How Does Support Vector Machine (SVM) Algorithm Work?

In this blog, I am going to capture important points about Support Vector Machine (SVM) Algorithm. It helps me to prepare for Data Science Interview.

  • Ability to solve complex machine learning problems, numerous other advantages over other classification problems, such as the ability to deal with large data sets, classifying nonlinearly separable data, etc.
  • It is important to remember that SVMs belong to the class of linear machine learning models (logistic regression is also a linear model).
  • To summarize, SVMs are linear models that require numeric attributes. In case the attributes are non-numeric, you need to convert them to a numeric form in the data preparation stage.
  • Hyperplanes: It is a boundary which classifies the data. It could be lines, 2D planes, or even n-dimensional planes that are beyond our imagination.
    • 2-dimensional hyperplane :
      • A line that is used to classify one class from another is also called a hyperplane.
      • W0+W1x1+W2x2=0, where x1 and x2 are the features, W1 and W2 are the coefficients
    • 3-dimensional hyperplane :
      • In 3 dimensions), the hyperplane will be a plane with an expression of ax+by+cz+d = 0. The plane divides the data set into two halves. Data points above the plane represent one class, while data points below the plane represent the other class.
      • In general, if you derive the d-dimensional hyperplane from d attributes, you can write the expression as follows:
  • Linear discriminator.
    • Similar to the 2D and 3D expressions, an n-dimensional hyperplane also follows the general rule: all points above the plane will yield a value greater than 0, and those below it will yield lesser than 0 when plugged into the expression of the hyperplane.
  • Maximal Margin Classifier: optimum hyperplane.

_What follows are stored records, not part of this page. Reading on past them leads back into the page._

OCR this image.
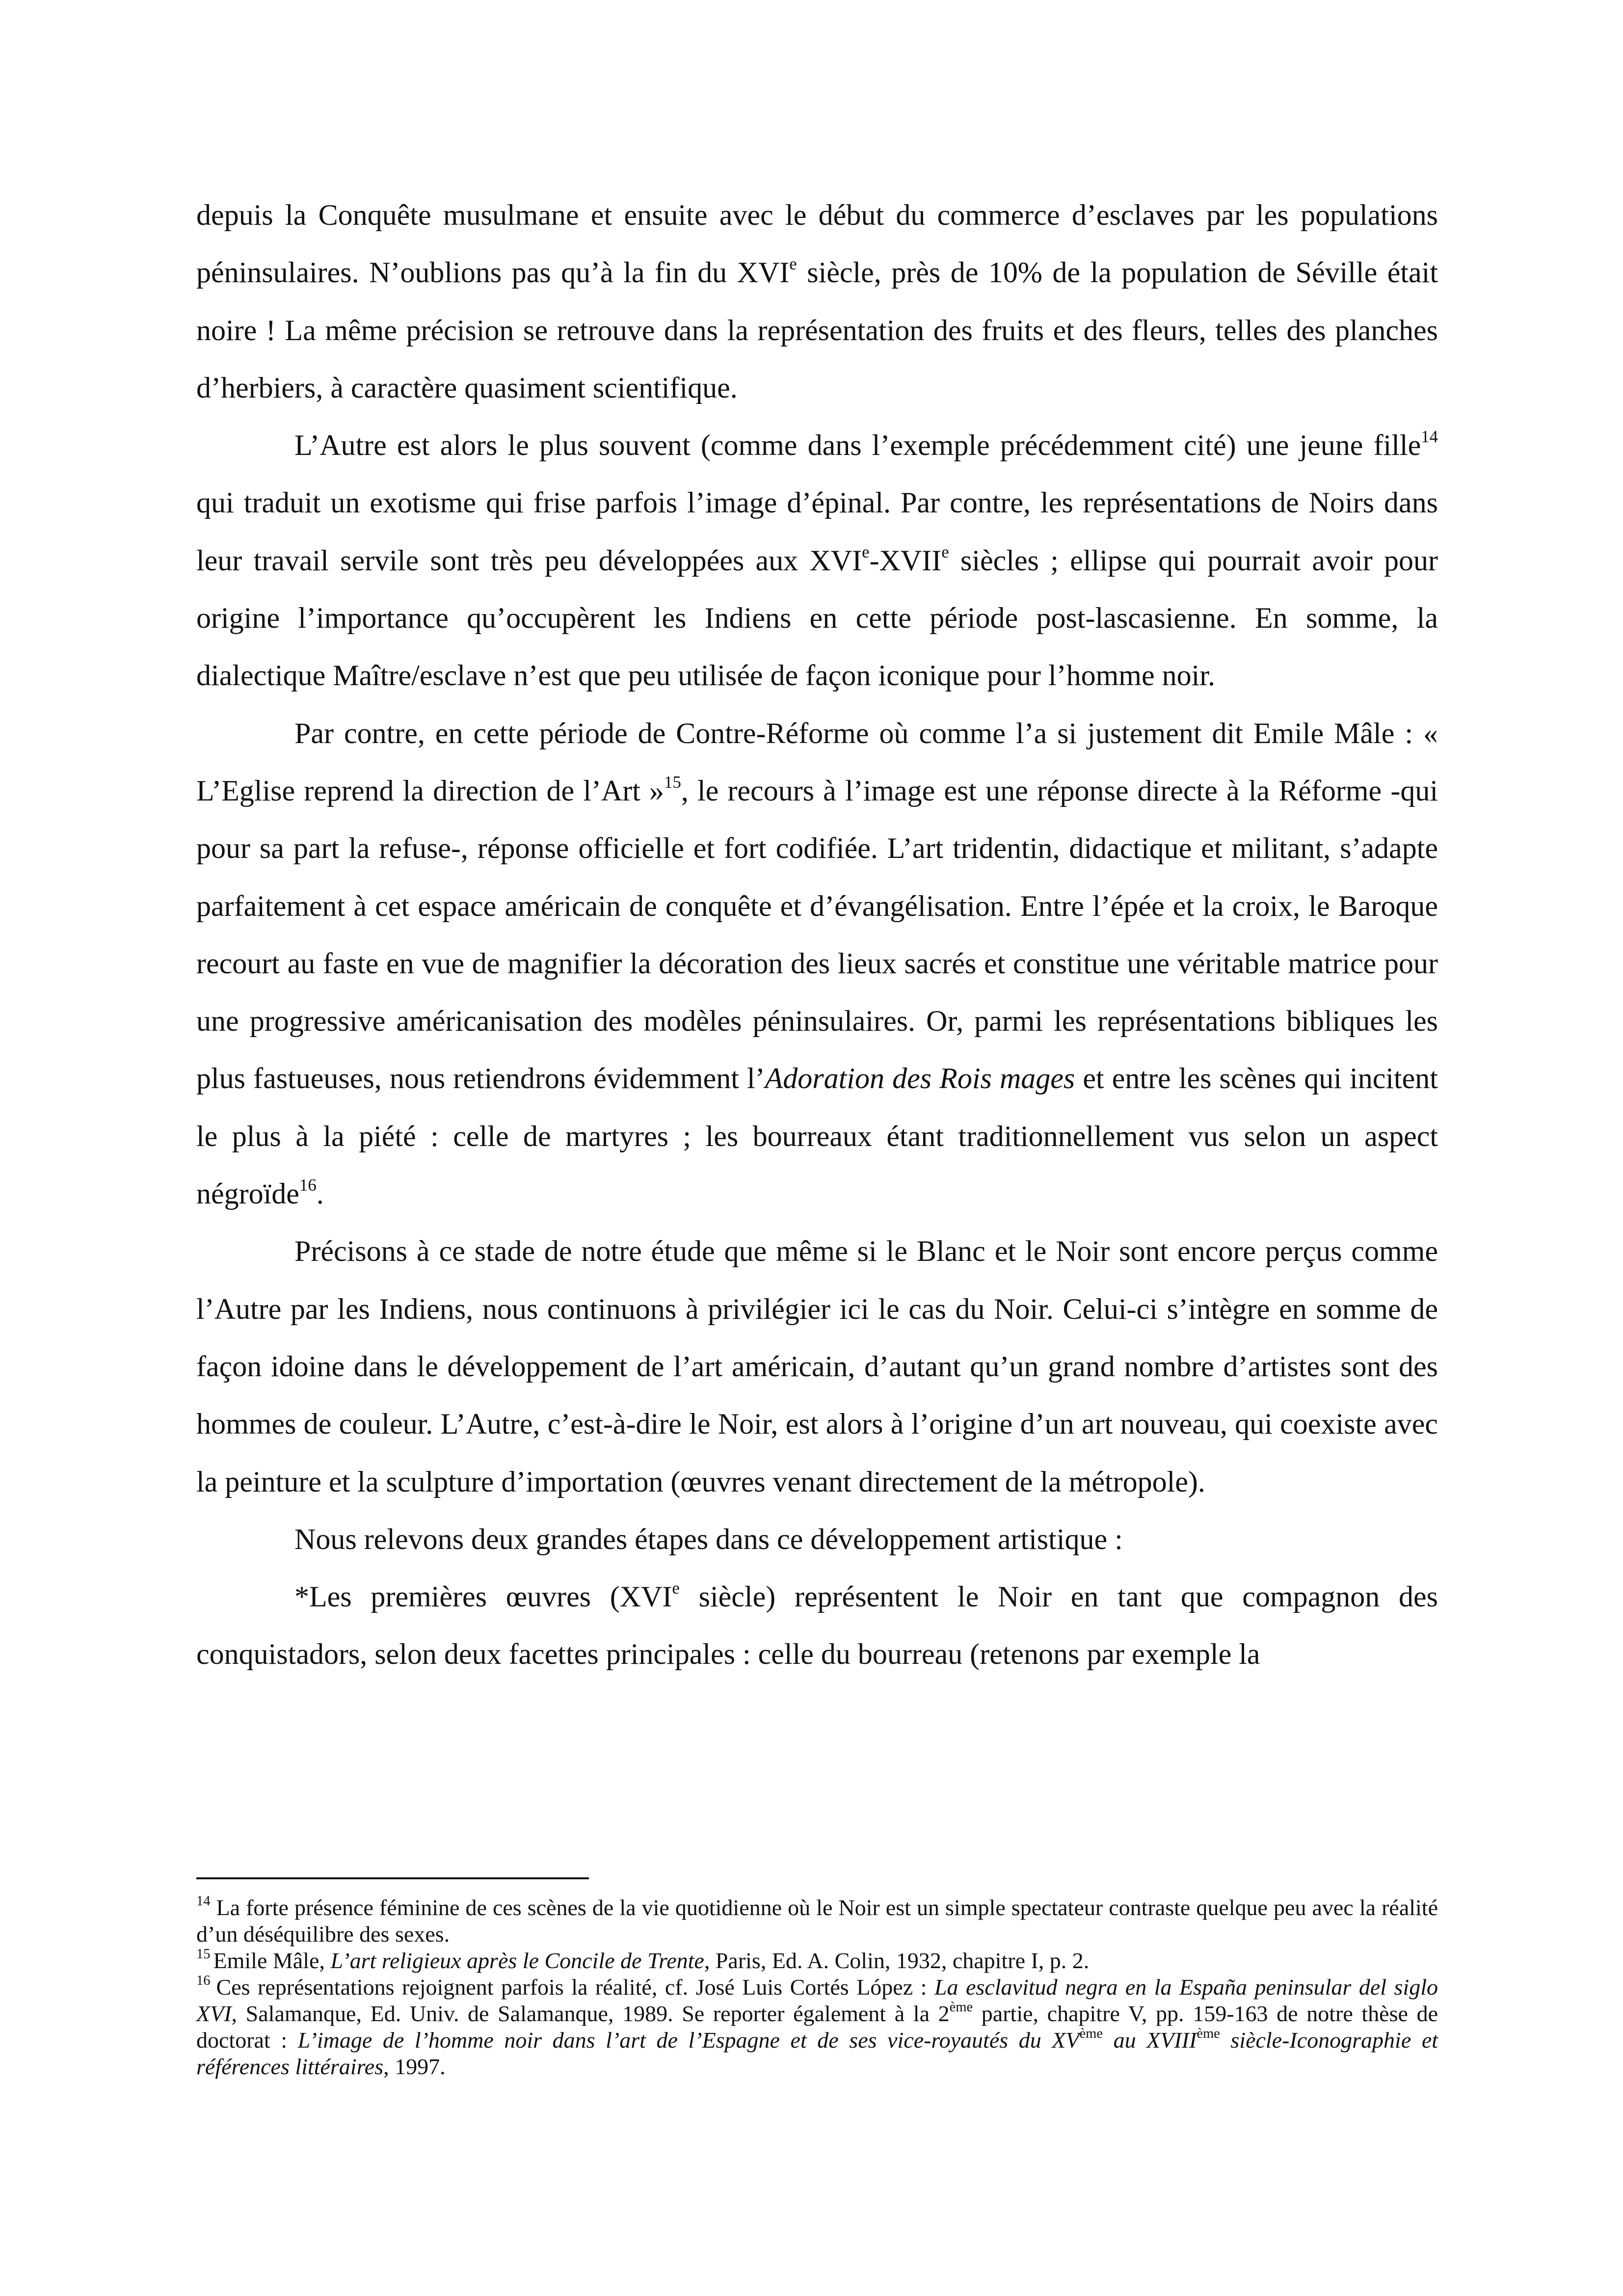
depuis la Conquête musulmane et ensuite avec le début du commerce d’esclaves par les populations péninsulaires. N’oublions pas qu’à la fin du XVIe siècle, près de 10% de la population de Séville était noire ! La même précision se retrouve dans la représentation des fruits et des fleurs, telles des planches d’herbiers, à caractère quasiment scientifique.

L’Autre est alors le plus souvent (comme dans l’exemple précédemment cité) une jeune fille$^{14}$ qui traduit un exotisme qui frise parfois l’image d’épinal. Par contre, les représentations de Noirs dans leur travail servile sont très peu développées aux XVIe-XVIIe siècles ; ellipse qui pourrait avoir pour origine l’importance qu’occupèrent les Indiens en cette période post-lascasienne. En somme, la dialectique Maître/esclave n’est que peu utilisée de façon iconique pour l’homme noir.

Par contre, en cette période de Contre-Réforme où comme l’a si justement dit Emile Mâle : « L’Eglise reprend la direction de l’Art »$^{15}$, le recours à l’image est une réponse directe à la Réforme -qui pour sa part la refuse-, réponse officielle et fort codifiée. L’art tridentin, didactique et militant, s’adapte parfaitement à cet espace américain de conquête et d’évangélisation. Entre l’épée et la croix, le Baroque recourt au faste en vue de magnifier la décoration des lieux sacrés et constitue une véritable matrice pour une progressive américanisation des modèles péninsulaires. Or, parmi les représentations bibliques les plus fastueuses, nous retiendrons évidemment l’Adoration des Rois mages et entre les scènes qui incitent le plus à la piété : celle de martyres ; les bourreaux étant traditionnellement vus selon un aspect négroïde$^{16}$.

Précisons à ce stade de notre étude que même si le Blanc et le Noir sont encore perçus comme l’Autre par les Indiens, nous continuons à privilégier ici le cas du Noir. Celui-ci s’intègre en somme de façon idoine dans le développement de l’art américain, d’autant qu’un grand nombre d’artistes sont des hommes de couleur. L’Autre, c’est-à-dire le Noir, est alors à l’origine d’un art nouveau, qui coexiste avec la peinture et la sculpture d’importation (œuvres venant directement de la métropole).

Nous relevons deux grandes étapes dans ce développement artistique :

*Les premières œuvres (XVIe siècle) représentent le Noir en tant que compagnon des conquistadors, selon deux facettes principales : celle du bourreau (retenons par exemple la

$^{14}$ La forte présence féminine de ces scènes de la vie quotidienne où le Noir est un simple spectateur contraste quelque peu avec la réalité d’un déséquilibre des sexes.

$^{15}$ Emile Mâle, L’art religieux après le Concile de Trente, Paris, Ed. A. Colin, 1932, chapitre I, p. 2.

$^{16}$ Ces représentations rejoignent parfois la réalité, cf. José Luis Cortés López : La esclavitud negra en la España peninsular del siglo XVI, Salamanque, Ed. Univ. de Salamanque, 1989. Se reporter également à la 2ème partie, chapitre V, pp. 159-163 de notre thèse de doctorat : L’image de l’homme noir dans l’art de l’Espagne et de ses vice-royautés du XVème au XVIIIème siècle-Iconographie et références littéraires, 1997.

    • There could be multiple lines (hyperplanes) possible, which perfectly separate the two classes. But the best line is the one that maintains the largest possible equal distance from the nearest points of both the classes. So for the separator to be optimal, the margin — or the distance of the nearest point to the separator — should be maximum. This is called the Maximal Margin Classifier.

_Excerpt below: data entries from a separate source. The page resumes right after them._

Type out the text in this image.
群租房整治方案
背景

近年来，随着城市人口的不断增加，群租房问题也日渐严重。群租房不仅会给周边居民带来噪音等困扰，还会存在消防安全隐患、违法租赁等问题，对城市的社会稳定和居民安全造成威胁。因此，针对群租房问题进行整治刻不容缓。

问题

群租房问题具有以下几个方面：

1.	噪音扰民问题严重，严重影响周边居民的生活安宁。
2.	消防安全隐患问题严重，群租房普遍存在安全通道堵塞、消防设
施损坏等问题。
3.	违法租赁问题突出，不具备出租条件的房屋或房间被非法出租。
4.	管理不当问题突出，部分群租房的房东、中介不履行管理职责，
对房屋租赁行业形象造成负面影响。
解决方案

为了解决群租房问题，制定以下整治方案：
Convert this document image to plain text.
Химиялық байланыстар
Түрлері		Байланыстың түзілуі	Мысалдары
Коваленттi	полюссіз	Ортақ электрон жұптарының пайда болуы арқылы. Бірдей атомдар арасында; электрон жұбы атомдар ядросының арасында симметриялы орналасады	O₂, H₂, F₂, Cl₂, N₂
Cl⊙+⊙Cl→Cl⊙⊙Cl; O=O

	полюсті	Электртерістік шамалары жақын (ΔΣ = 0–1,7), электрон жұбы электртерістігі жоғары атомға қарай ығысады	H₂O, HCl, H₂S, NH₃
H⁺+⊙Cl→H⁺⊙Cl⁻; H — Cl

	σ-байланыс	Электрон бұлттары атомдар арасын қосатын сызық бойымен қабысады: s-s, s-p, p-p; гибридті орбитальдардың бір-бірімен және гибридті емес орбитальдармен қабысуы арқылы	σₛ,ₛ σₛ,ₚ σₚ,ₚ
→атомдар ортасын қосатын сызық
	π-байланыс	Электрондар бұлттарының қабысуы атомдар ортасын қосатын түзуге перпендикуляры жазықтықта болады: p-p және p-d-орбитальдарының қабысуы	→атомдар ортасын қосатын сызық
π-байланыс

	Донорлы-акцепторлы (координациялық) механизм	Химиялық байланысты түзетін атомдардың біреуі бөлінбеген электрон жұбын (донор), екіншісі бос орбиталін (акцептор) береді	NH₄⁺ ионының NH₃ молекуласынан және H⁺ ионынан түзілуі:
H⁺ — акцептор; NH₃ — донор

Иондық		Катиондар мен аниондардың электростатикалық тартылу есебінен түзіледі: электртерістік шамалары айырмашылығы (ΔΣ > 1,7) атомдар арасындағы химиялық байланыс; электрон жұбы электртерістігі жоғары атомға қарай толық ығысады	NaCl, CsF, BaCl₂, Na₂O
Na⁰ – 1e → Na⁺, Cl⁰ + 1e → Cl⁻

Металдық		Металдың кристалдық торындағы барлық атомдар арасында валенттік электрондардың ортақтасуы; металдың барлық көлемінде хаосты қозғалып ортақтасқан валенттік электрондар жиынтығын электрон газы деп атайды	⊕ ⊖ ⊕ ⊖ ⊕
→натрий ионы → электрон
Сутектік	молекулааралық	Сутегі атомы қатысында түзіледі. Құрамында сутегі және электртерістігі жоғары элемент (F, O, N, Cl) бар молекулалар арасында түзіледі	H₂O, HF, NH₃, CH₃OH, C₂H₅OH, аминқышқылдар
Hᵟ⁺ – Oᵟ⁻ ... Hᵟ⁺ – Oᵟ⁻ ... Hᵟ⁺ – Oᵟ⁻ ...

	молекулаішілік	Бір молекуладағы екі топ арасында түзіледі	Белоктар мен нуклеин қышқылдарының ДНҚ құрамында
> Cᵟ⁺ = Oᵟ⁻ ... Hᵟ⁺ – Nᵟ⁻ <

    • The maximal margin line (hyperplane), although it separates the two classes perfectly, is very sensitive to the training data. This means that the Maximal Margin Classifier will perform perfectly on the training data set. But on the unseen data, it may perform poorly. Also, there are cases where the classes cannot be perfectly separated. But the Soft Margin Classifier helps in solving this problem.

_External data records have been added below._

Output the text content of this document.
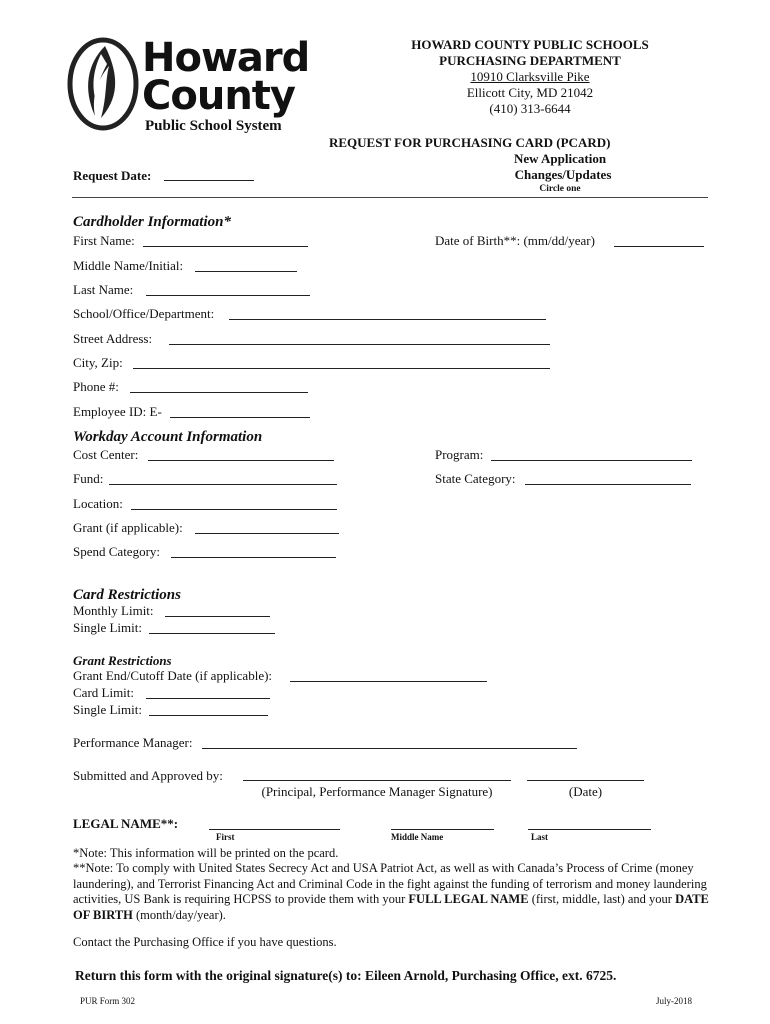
Howard
County
Public School System
HOWARD COUNTY PUBLIC SCHOOLS
PURCHASING DEPARTMENT
10910 Clarksville Pike
Ellicott City, MD 21042
(410) 313-6644
REQUEST FOR PURCHASING CARD (PCARD)
New Application
Changes/Updates
Circle one
Request Date:
Cardholder Information*
First Name:	Date of Birth**: (mm/dd/year)
Middle Name/Initial:
Last Name:
School/Office/Department:
Street Address:
City, Zip:
Phone #:
Employee ID: E-
Workday Account Information
Cost Center:	Program:
Fund:	State Category:
Location:
Grant (if applicable):
Spend Category:
Card Restrictions
Monthly Limit:
Single Limit:
Grant Restrictions
Grant End/Cutoff Date (if applicable):
Card Limit:
Single Limit:
Performance Manager:
Submitted and Approved by:
(Principal, Performance Manager Signature)	(Date)
LEGAL NAME**:
First	Middle Name	Last
*Note: This information will be printed on the pcard.
**Note: To comply with United States Secrecy Act and USA Patriot Act, as well as with Canada’s Process of Crime (money laundering), and Terrorist Financing Act and Criminal Code in the fight against the funding of terrorism and money laundering activities, US Bank is requiring HCPSS to provide them with your FULL LEGAL NAME (first, middle, last) and your DATE OF BIRTH (month/day/year).
Contact the Purchasing Office if you have questions.
Return this form with the original signature(s) to: Eileen Arnold, Purchasing Office, ext. 6725.
PUR Form 302	July-2018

  • Soft Margin Classifier:
    • The Support Vector Classifier is also called the Soft Margin Classifier because instead of searching for the margin that exactly classifies each and every data point to the correct class, the Soft Margin Classifier allows some observations to fall on the wrong side. The points that are close to the hyperplane are only considered for constructing the hyperplane, and they are called support vectors.
    • Like the Maximal Margin Classifier, the Support Vector Classifier also maximises the margin; but the margin, here, will allow some points to be misclassified.
    • So to select the best-fit Support Vector Classifier, the notion of slack variables (epsilons(ε)) can help by comparing the classifiers.
    • A slack variable is used to control misclassifications. It tells you where an observation is located relative to the margin and hyperplane
      • Each data point has a slack value associated to it according to where the point is located.
      • The value of slack lies between 0 and +infinity.
      • Lower values of slack are better than higher values (slack = 0 implies a correct classification, but slack > 1 implies an incorrect classification, whereas slack within 0 and 1 classifies correctly but violates the margin).
  • Cost of misclassification:
    • The cost of misclassification is greater than or equal to the summation of all the epsilons of each data point
  • When C is large, the slack variables can be large, i.e. you allow a larger number of data points to be misclassified or to violate the margin. So you get a hyperplane where the margin is wide and misclassifications are allowed. In this case, the model is flexible, more generalizable, and less likely to overfit. In other words, it has a high bias.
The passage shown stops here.